Another problem with hijab is that instead of focusing on what women can offer to everyone, all anyone focuses on is the hijab and they all go on about how if you don’t wear it you’re going to hell. Where’s the gentleness, compassion and mercy in how we engage one another? One of the most comforting things the Imam said during this Khutbah was that it’s not easy to wear our religion on our sleeves. And we need to support and understand that. Too often it’s taken for granted that women should wear hijab and it’s obligatory, so they should just get on with it. There is no understanding of how hard it is to always be making a statement of your religious beliefs every single time you step out of the door. It requires courage, strength, faith and heaps of support. But so rarely is that fact recognised. And I’m not saying that it’s not a matter of pride to wear hijab, because it is. I’m proud to be able to wear it for the sake of Allah and like any form of worship it brings me closer to Allah when I do. But that doesn’t mean it’s easy. The one part of the talk that I actually paused and replayed a few times to get down the quote verbatim was when Imam Latif said the following about the hijab in the west: “Most of us as men are only identified as Muslim because we’re walking next to a woman who’s wearing a headscarf.” I was like, YES!! Thank you!

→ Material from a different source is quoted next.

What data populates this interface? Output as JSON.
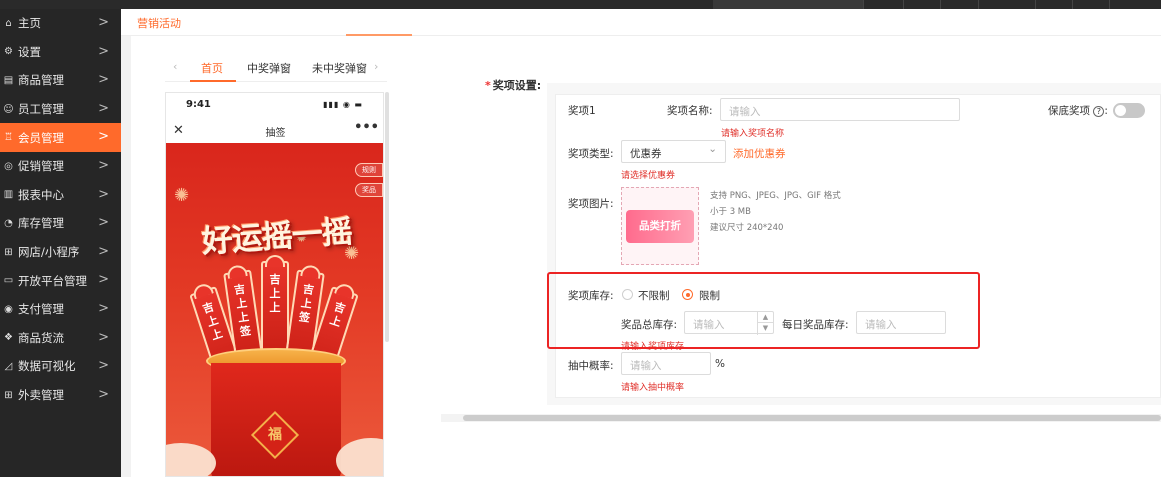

He then reminds us that Allah looks for a reason to be merciful, not a reason to be harsh (which is just as well, because nobody will enter paradise except by the mercy of Allah). But for us to qualify for that divine mercy we have to show and exercise mercy and compassion amongst ourselves. And we don’t do that.

There is a hadith of the Prophet in which he (saw) says: “Whoever has three daughters or sisters, or two daughters or two sisters, and lives along with them in a good manner, and has patience with them, and fears Allah with regard to them will enter Paradise.” (Reported by Abu Dawud, Al-Tirmidhee) And in another narration: “They will be a shield for him from the Fire.” (Reported by Ahmad and Ibn Maajah) We need to really understand what exactly this means, and then try to live up to it.

Furthermore, we need to have healthy conversations about gender in our Ummah. People are looking at whether or not we oppress or liberate women. The question is: which category do we fit in? Are we evidence for the negative stereotype, or are we evidence for the dismantling and demolishing of that stereotype? We need to ask ourselves while we still have the time to do so.

What do you think of this khutbah (good or bad!)? What do you think are the reasons for the problems discussing gender in Islam and what do you think we can do about them?